Claude Fable 5 leads SWE-Bench Pro at 80.3%

Score produced using Anthropic's own scaffolding, not a neutral harness. DeepSWE entries and independent aggregators present different competitive orderings. GPT-5.5 58.6% figure not independently confirmable.

Use SWE-Bench Verified (vals.ai) and GDPval-AA (Artificial Analysis) for deployment decisions. Wait for Epoch AI independent evaluation before citing SWE-Bench Pro in comparative analysis.

The part nobody mentions in launch coverage: Epoch AI’s independent evaluation of Fable 5 is pending as of June 10, 2026. Epoch AI is the closest thing the field has to a neutral authority on frontier model capabilities. Until that evaluation publishes, every SWE-Bench Pro comparison involving Anthropic’s scaffolding carries an asterisk.

Two things are confirmed without qualification. Fable 5’s safeguard system triggers in less than 5% of sessions and redirects high-risk queries to Claude Opus 4.8, that’s confirmed from Anthropic’s primary announcement page, verbatim. Claude Mythos 5, same underlying model, safeguards lifted, is available to a small group of vetted cyberdefenders and infrastructure providers under Project Glasswing. Those facts aren’t contested.

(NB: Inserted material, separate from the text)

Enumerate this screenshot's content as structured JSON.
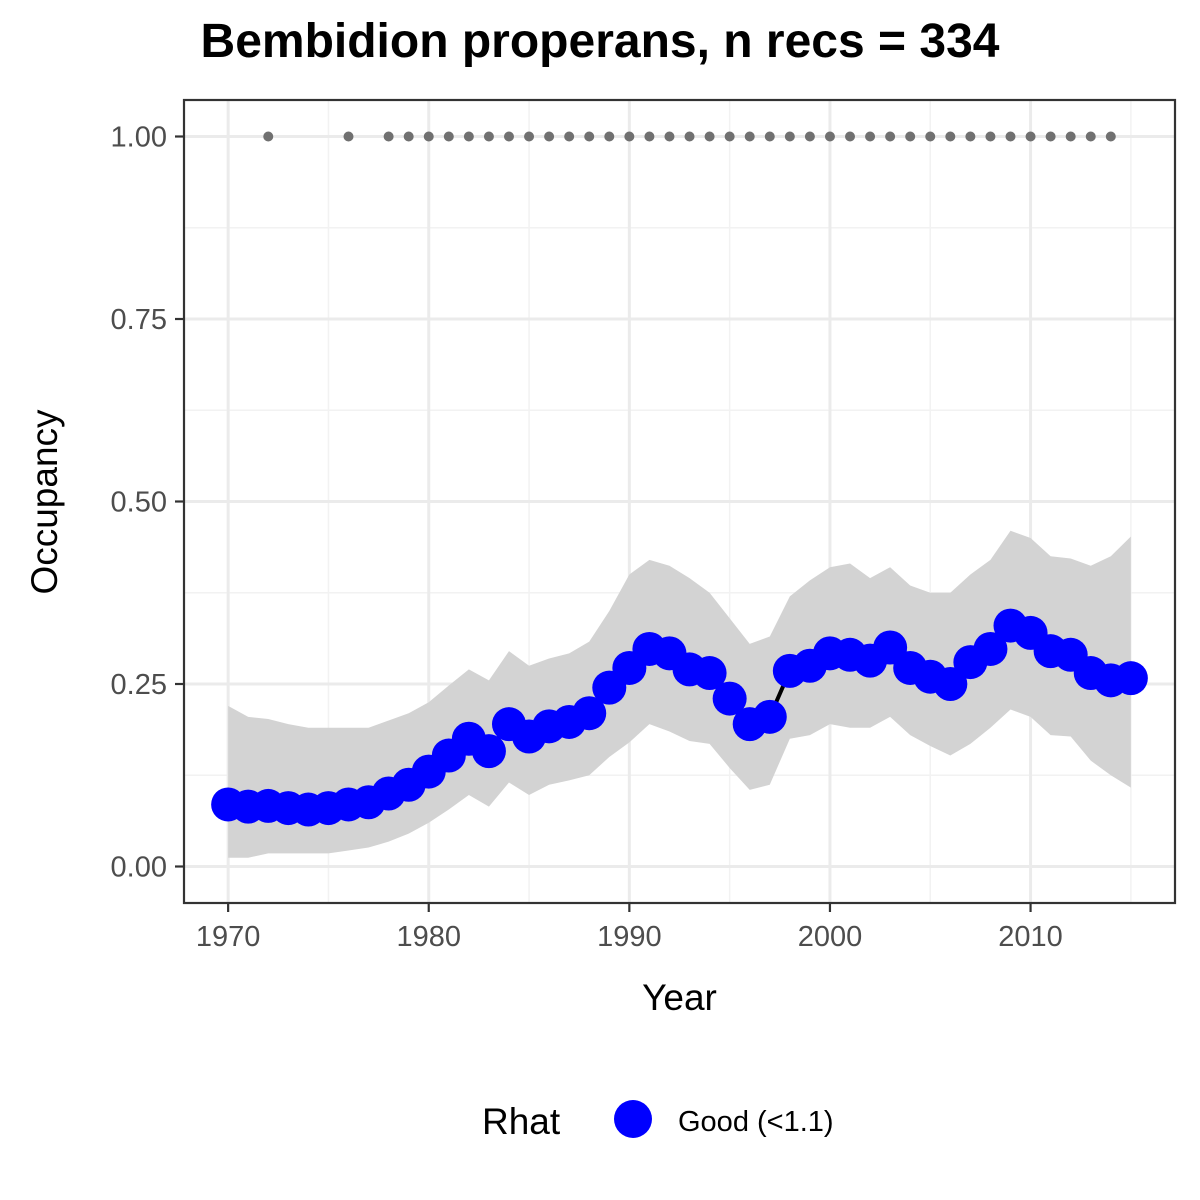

Stripe reported during early testing that Fable 5 completed a 50-million-line Ruby codebase migration in a single day, a task Stripe estimated would take a human engineering team more than two months. That’s a striking benchmark. It’s also Stripe-reported and distributed through Anthropic’s announcement materials. The T3 corroboration is consistent but downstream. “Stripe reported” is the right framing, not “Fable 5 proved.”

What to Watch

Epoch AI independent evaluation of Claude Fable 5Unknown, pending as of 2026-06-10

DeepSWE leaderboard updates and harness methodology disclosureOngoing

Neutral-harness SWE-Bench Pro re-evaluation by third partiesQ3 2026 expected

The catch is that teams evaluating Fable 5 for production coding workflows are currently working with an incomplete picture. SWE-Bench Verified at 95.0% (vals.ai) and GDPval-AA at 1,932 (Artificial Analysis) are the independently grounded figures. SWE-Bench Pro at 80.3% is vendor-reported under vendor conditions. These aren’t the same thing, and the difference matters for any team using benchmark comparisons to justify a migration decision.

Wait for Epoch AI’s independent evaluation before using SWE-Bench Pro figures in a deployment comparison. The vals.ai and Artificial Analysis numbers are the defensible starting point.